I have, to all intents and purposes, been unemployed since the beginning of 2006. Naturally, I’ve not just sat around and moped – I’ve walked around quite a lot too. During my job search period, I’ve attended 64 interviews with 61 rejections. Of those, 58 have been directly based on the colour of my skin. I have now (arrogantly, I concede) nominated myself as a world authority on rejections.
I hasten to add that I am not in any way unique. There are literally hundreds and thousands of white males on the wrong side of 45 (in my case 50) who are brimming with experience and qualifications and who have an enormous lot to offer industry.
But amongst the chief rubbers of salt into the unemployment wounds are those poxy recruitment companies who lack the courtesy to acknowledge one’s application. Moreover, these are the morons who insist on mailing you with allegedly available positions – many of them obsolete (like my skills, apparently).

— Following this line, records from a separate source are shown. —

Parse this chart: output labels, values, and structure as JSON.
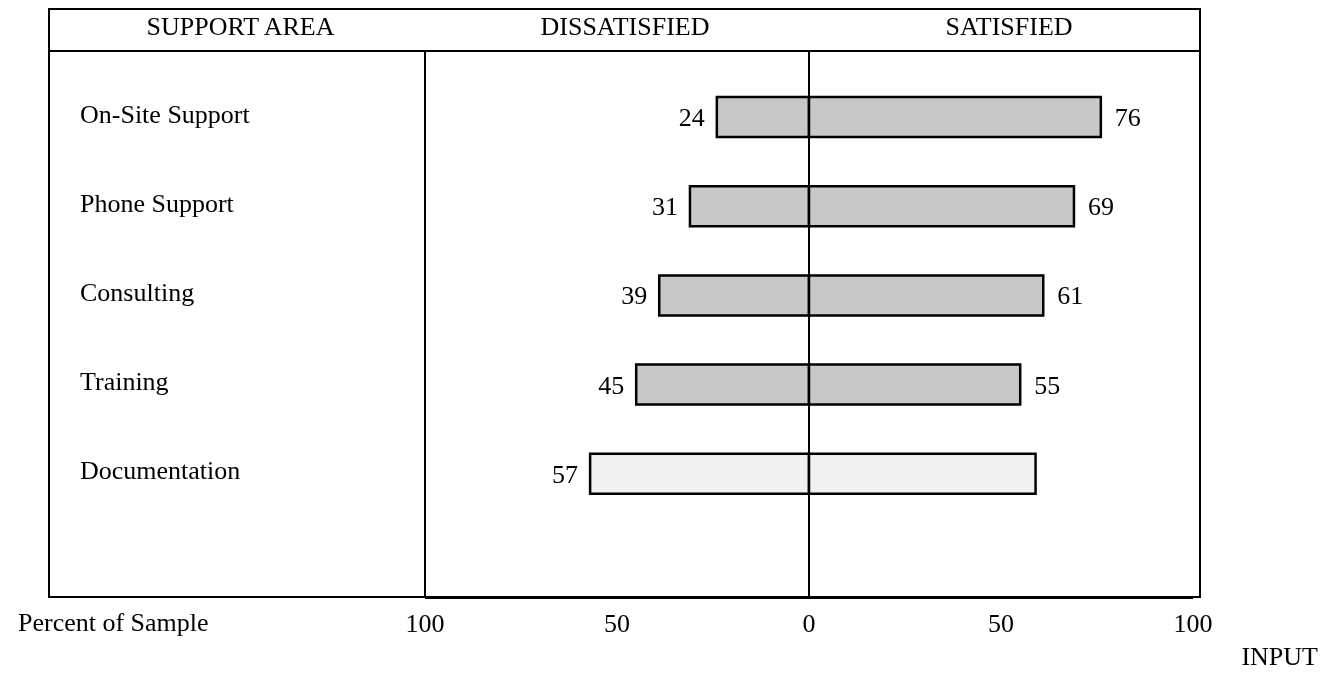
{
  "chart_data": {
    "type": "bar",
    "orientation": "horizontal",
    "ylabel": "SUPPORT AREA",
    "xlabel": "Percent of Sample",
    "annotations": [
      "INPUT"
    ],
    "categories": [
      "On-Site Support",
      "Phone Support",
      "Consulting",
      "Training",
      "Documentation"
    ],
    "series": [
      {
        "name": "DISSATISFIED",
        "colors": [
          "#c8c8c8",
          "#c8c8c8",
          "#c8c8c8",
          "#c8c8c8",
          "#f0f0f0"
        ],
        "base": [
          -24,
          -31,
          -39,
          -45,
          -57
        ],
        "values": [
          24,
          31,
          39,
          45,
          57
        ],
        "data_labels": true
      },
      {
        "name": "SATISFIED",
        "colors": [
          "#c8c8c8",
          "#c8c8c8",
          "#c8c8c8",
          "#c8c8c8",
          "#f0f0f0"
        ],
        "base": [
          0,
          0,
          0,
          0,
          0
        ],
        "values": [
          76,
          69,
          61,
          55,
          59
        ],
        "value_labels": [
          "76",
          "69",
          "61",
          "55",
          null
        ]
      }
    ],
    "xlim": [
      -100,
      100
    ],
    "xticks": [
      {
        "value": -100,
        "label": "100"
      },
      {
        "value": -50,
        "label": "50"
      },
      0,
      50,
      100
    ],
    "ref_lines": [
      {
        "axis": "x",
        "value": 0
      }
    ]
  }
}
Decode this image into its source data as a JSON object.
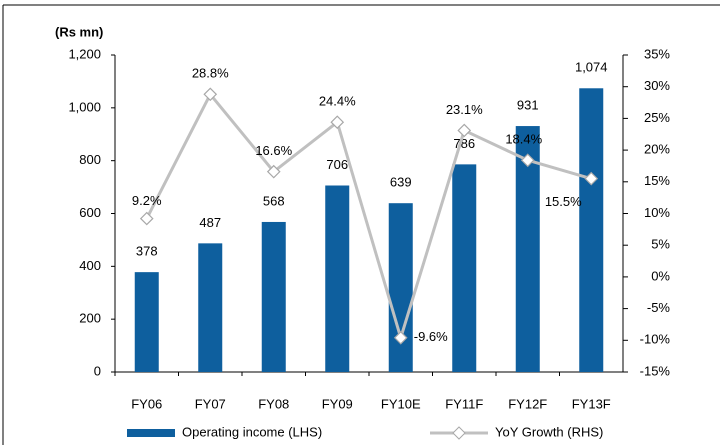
{
  "chart_data": {
    "type": "bar",
    "y_label": "(Rs mn)",
    "categories": [
      "FY06",
      "FY07",
      "FY08",
      "FY09",
      "FY10E",
      "FY11F",
      "FY12F",
      "FY13F"
    ],
    "series": [
      {
        "name": "Operating income (LHS)",
        "type": "bar",
        "color": "#0e5f9e",
        "values": [
          378,
          487,
          568,
          706,
          639,
          786,
          931,
          1074
        ],
        "value_labels": [
          "378",
          "487",
          "568",
          "706",
          "639",
          "786",
          "931",
          "1,074"
        ]
      },
      {
        "name": "YoY Growth (RHS)",
        "type": "line",
        "axis": "y2",
        "color": "#c0c0c0",
        "values": [
          9.2,
          28.8,
          16.6,
          24.4,
          -9.6,
          23.1,
          18.4,
          15.5
        ],
        "value_labels": [
          "9.2%",
          "28.8%",
          "16.6%",
          "24.4%",
          "-9.6%",
          "23.1%",
          "18.4%",
          "15.5%"
        ]
      }
    ],
    "ylim": [
      0,
      1200
    ],
    "yticks": [
      0,
      200,
      400,
      600,
      800,
      {
        "value": 1000,
        "label": "1,000"
      },
      {
        "value": 1200,
        "label": "1,200"
      }
    ],
    "y2lim": [
      -15,
      35
    ],
    "y2ticks": [
      {
        "value": -15,
        "label": "-15%"
      },
      {
        "value": -10,
        "label": "-10%"
      },
      {
        "value": -5,
        "label": "-5%"
      },
      {
        "value": 0,
        "label": "0%"
      },
      {
        "value": 5,
        "label": "5%"
      },
      {
        "value": 10,
        "label": "10%"
      },
      {
        "value": 15,
        "label": "15%"
      },
      {
        "value": 20,
        "label": "20%"
      },
      {
        "value": 25,
        "label": "25%"
      },
      {
        "value": 30,
        "label": "30%"
      },
      {
        "value": 35,
        "label": "35%"
      }
    ],
    "grid": false
  }
}
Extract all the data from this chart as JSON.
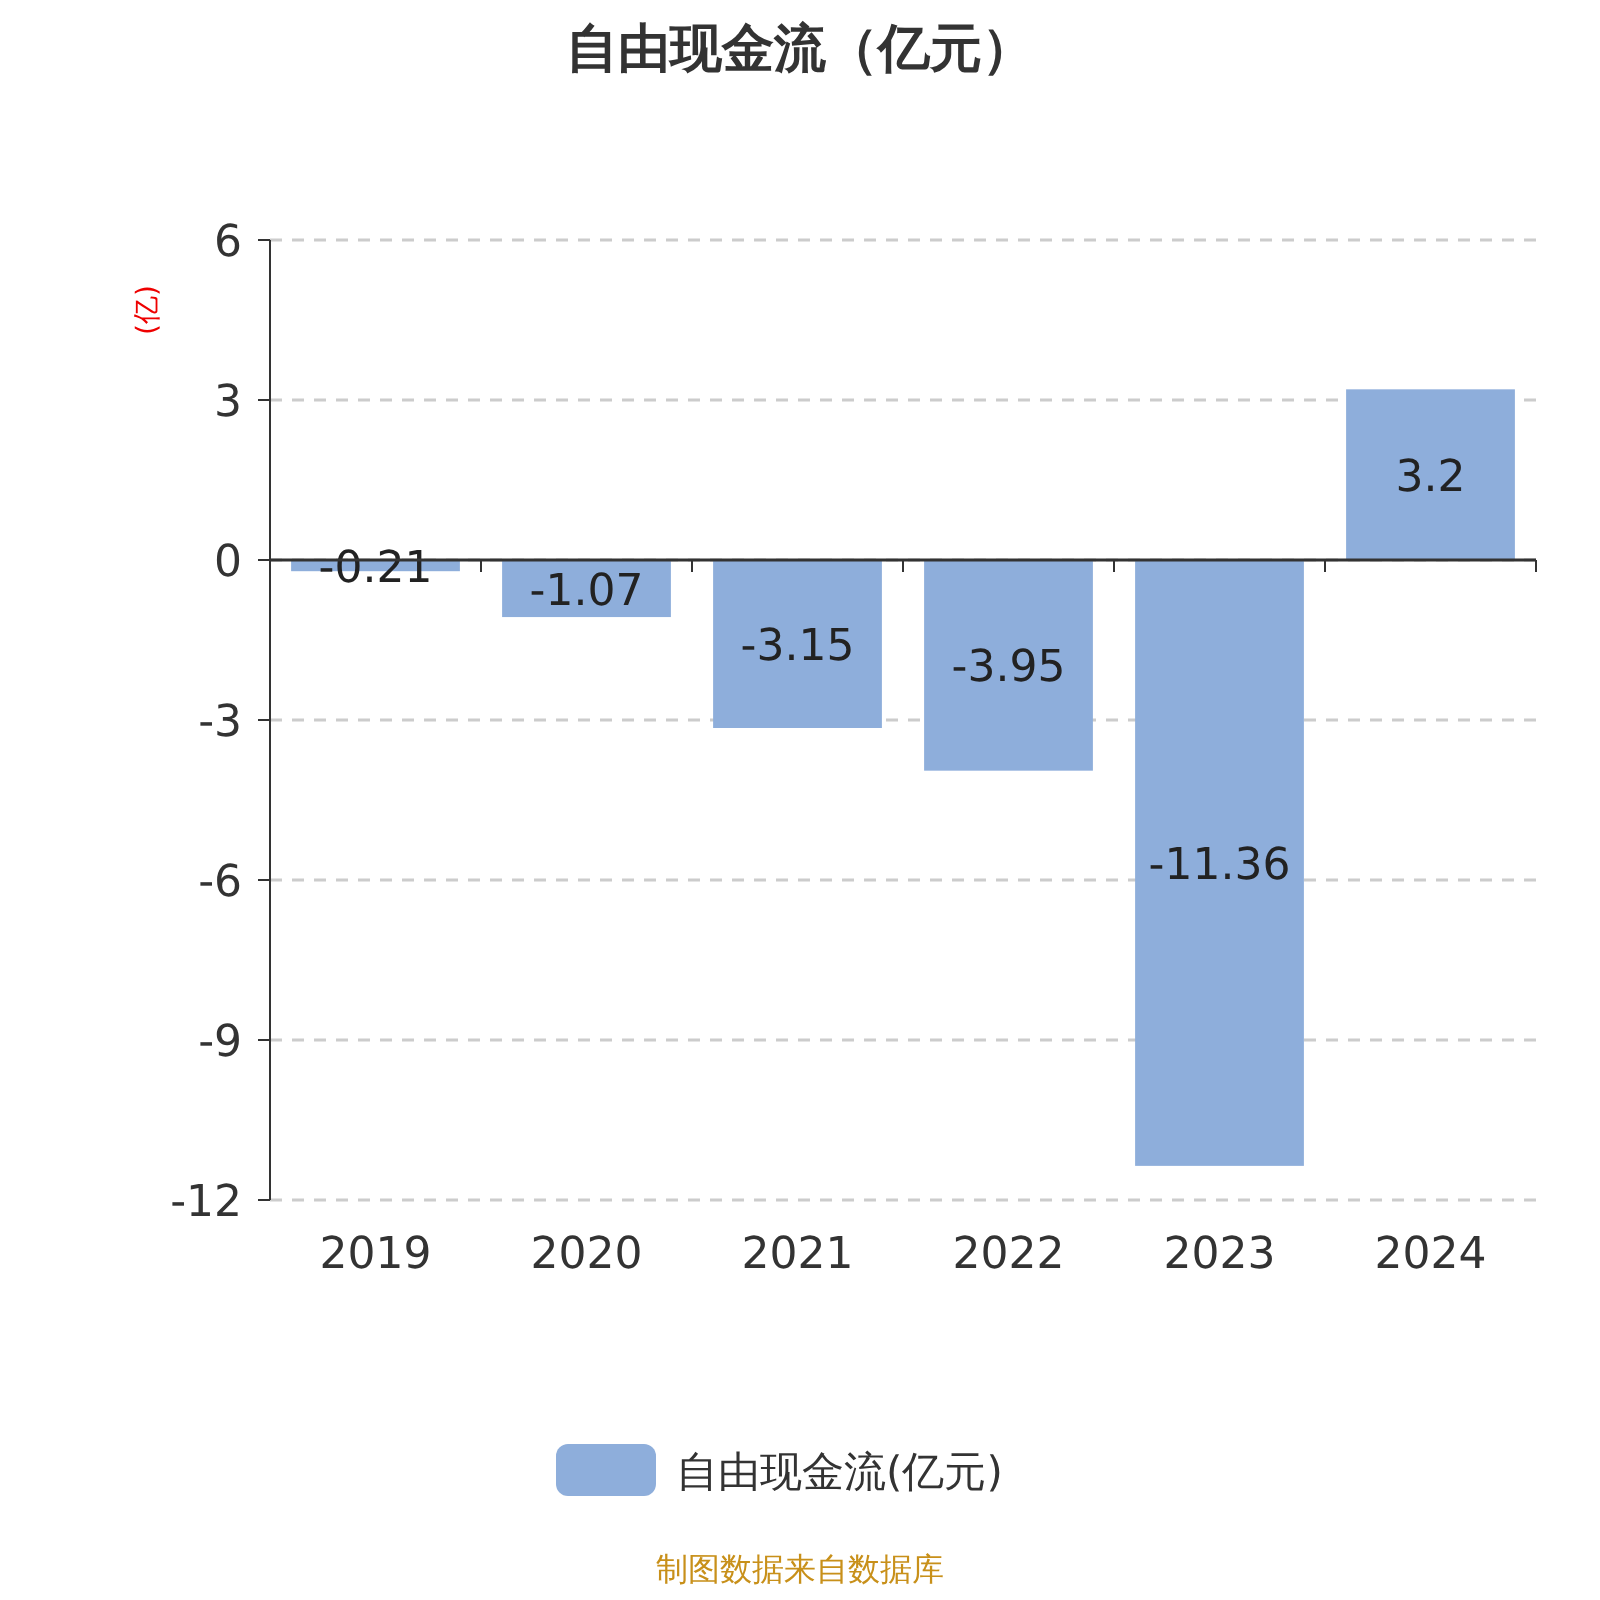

A most convenient example is an application I sent to Abacus Recruitment (Johannesburg) on 19th May 2010. I also made two telephone calls, one before and one after my email requesting that the relevant recruiting officer kindly contact me regarding a request for further information. Needless to say, no email and no telephone calls have been received to date. Will I follow up? No, if I had to do that to every one of the 400 odd applications I’ve sent out, my telephone account would equal Zimbabwe’s national debt.
Now here’s another side of this much devalued coin.
Someone of my acquaintance, who works in the telecommunications industry, told me of yet another way in which this BEE BS is negatively impacting the economy.
Eleven people from their department were put on training for a certain piece of networking equipment. The cost of this course is approximately R20 000 per delegate – including exams.
During one of the practical sessions, it became painfully apparent that at least two of the delegates did not have an inkling of the very fundamentals of networking theory (a pre-requisite for employment in this company, mark you). The result was that the whole class was kept back while an attempt was made to assist these people, and the course ended before the entire syllabus could be completely covered – putting the rest of the delegates at a disadvantage.
As a consequence, the two delegates (who were evidently employed primarily on their BEE status) were extremely demoralised at their inability to keep up with their colleagues, as were the rest of the delegates might have to repeat the course in order to be fully prepared for the exam.
So let us examine the cost:
|Normal cost to company||BEE-biased cost to company|
|11 people x R20k = R220 000 for course||11 people x R20k x 2 (repeat course) = R440 000|
|1 week of time away for 11 people||2 weeks of time away for 11 people|
|Team more cohesive||Team more fragmented|
|Higher morale||Lower morale|
|Team better equipped to execute tasks||Team remains essentially the same|
|Customer service levels rise||Customer service levels remain unchanged or drop|
|Customers stay and increase||Customers leave for competition|
|Company’s revenue rises – possible job creation||Company’s revenue declines – resulting in job losses|
Now, I’m all for redressing the inequalities of the past – but how stupid do you have to be to doggedly pursue a policy that all but those who dribble excessively and/or occupy government positions concede is plainly not working? I guess that level which says a shower and beetroot prevents/cures HIV.